13 nov 2017

La fuerza del independentismo se encuentra en la educación. No hablo de las buenas maneras, que también (el desprecio, básicamente, es un no saber convivir), sino de la formación de la mente y el traspaso de conocimientos. Si la enseñanza no se hubiera envilecido, si no se hubiera convertido en la principal herramienta del adoctrinamiento, la mentira nacionalista sería lo que fue en sus comienzos: un capricho de café en una tertulia de burgueses acomplejados.

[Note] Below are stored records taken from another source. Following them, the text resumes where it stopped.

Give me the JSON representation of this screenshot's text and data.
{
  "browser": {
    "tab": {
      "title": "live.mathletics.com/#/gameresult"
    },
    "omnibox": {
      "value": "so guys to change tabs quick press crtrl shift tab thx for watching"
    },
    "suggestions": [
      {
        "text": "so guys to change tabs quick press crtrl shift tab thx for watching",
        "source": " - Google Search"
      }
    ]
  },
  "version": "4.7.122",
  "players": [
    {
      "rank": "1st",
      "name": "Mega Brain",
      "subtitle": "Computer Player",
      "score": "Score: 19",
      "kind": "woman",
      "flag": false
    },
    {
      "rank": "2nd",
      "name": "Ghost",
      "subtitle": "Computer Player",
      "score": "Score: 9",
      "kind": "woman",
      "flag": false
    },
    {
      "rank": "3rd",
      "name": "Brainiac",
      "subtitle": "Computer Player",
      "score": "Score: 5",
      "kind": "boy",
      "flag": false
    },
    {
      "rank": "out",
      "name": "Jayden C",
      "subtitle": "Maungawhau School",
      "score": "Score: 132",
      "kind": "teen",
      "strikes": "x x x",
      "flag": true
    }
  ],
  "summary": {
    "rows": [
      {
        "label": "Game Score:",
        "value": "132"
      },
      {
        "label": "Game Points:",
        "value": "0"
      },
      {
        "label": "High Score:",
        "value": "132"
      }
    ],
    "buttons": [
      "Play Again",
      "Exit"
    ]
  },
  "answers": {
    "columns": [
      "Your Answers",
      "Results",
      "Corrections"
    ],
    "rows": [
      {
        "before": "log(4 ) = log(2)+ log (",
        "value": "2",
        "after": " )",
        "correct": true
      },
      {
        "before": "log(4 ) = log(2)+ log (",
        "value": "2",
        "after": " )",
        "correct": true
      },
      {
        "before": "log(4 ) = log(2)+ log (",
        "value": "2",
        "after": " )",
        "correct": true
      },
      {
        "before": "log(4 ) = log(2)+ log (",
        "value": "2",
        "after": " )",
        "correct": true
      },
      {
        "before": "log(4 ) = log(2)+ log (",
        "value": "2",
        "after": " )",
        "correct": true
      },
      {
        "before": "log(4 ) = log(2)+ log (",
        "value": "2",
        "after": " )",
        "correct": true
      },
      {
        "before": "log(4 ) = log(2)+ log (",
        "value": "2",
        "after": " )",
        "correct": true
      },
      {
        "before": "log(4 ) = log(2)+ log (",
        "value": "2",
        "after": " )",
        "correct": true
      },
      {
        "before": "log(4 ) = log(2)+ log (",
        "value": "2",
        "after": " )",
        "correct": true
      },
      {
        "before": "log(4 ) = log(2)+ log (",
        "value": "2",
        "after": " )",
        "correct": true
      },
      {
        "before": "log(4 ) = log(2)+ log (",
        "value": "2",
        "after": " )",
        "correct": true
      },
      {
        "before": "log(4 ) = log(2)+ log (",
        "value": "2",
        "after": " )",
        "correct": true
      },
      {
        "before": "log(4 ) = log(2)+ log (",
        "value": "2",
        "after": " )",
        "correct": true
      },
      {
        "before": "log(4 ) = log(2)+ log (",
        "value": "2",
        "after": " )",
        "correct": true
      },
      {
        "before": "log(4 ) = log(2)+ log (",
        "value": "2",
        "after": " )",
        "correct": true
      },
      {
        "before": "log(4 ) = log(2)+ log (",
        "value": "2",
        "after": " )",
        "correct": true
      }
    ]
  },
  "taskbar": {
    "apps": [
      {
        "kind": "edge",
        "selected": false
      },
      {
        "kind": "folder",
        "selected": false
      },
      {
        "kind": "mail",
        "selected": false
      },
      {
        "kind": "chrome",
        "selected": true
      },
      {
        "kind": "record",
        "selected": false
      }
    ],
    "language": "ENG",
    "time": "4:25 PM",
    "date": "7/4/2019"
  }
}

Qué infecto es jugar con el intelecto de los niños. Y qué fácil practicar ese terrorismo de escuela, en donde la víctima es la infancia y el objetivo la muerte de la Verdad, cuya sangre negra pasa a extenderse a lo largo de toda la vida, salvo que ocurra un milagro (que el que fue niño se vea obligado a vivir en la región del enemigo, lejos del que le obligaron a creer que era el único paraíso en la tierra; que el hambre de conocimiento le empuje a leer los anatemas de la religión catalana, vasca, gallega, corsa, flamenca, escocesa y puede usted seguir enumerando todo el surtido de islas fronterizas con la Historia y el sentido común).



Lamentablemente los nacionalistas no son los únicos que quieren una infancia a la medida de sus teorías políticas. Nos da tanto miedo el ejercicio de la libertad que no hay gobernante que no haya metido las zarpas en el espacio sagrado de una escuela. También de la universidad, especialmente en esas facultades donde se deberían estudiar, con la mayor asepsia, la Filosofía y las Letras, las ciencias de la Educación, de la Historia y la Política. Hemos visto muchas imágenes de esos areópagos del saber, donde profesores y alumnos organizan huelgas y piquetes, y confeccionan pancartas como si estuvieran aprendiendo a recortar y a pegar.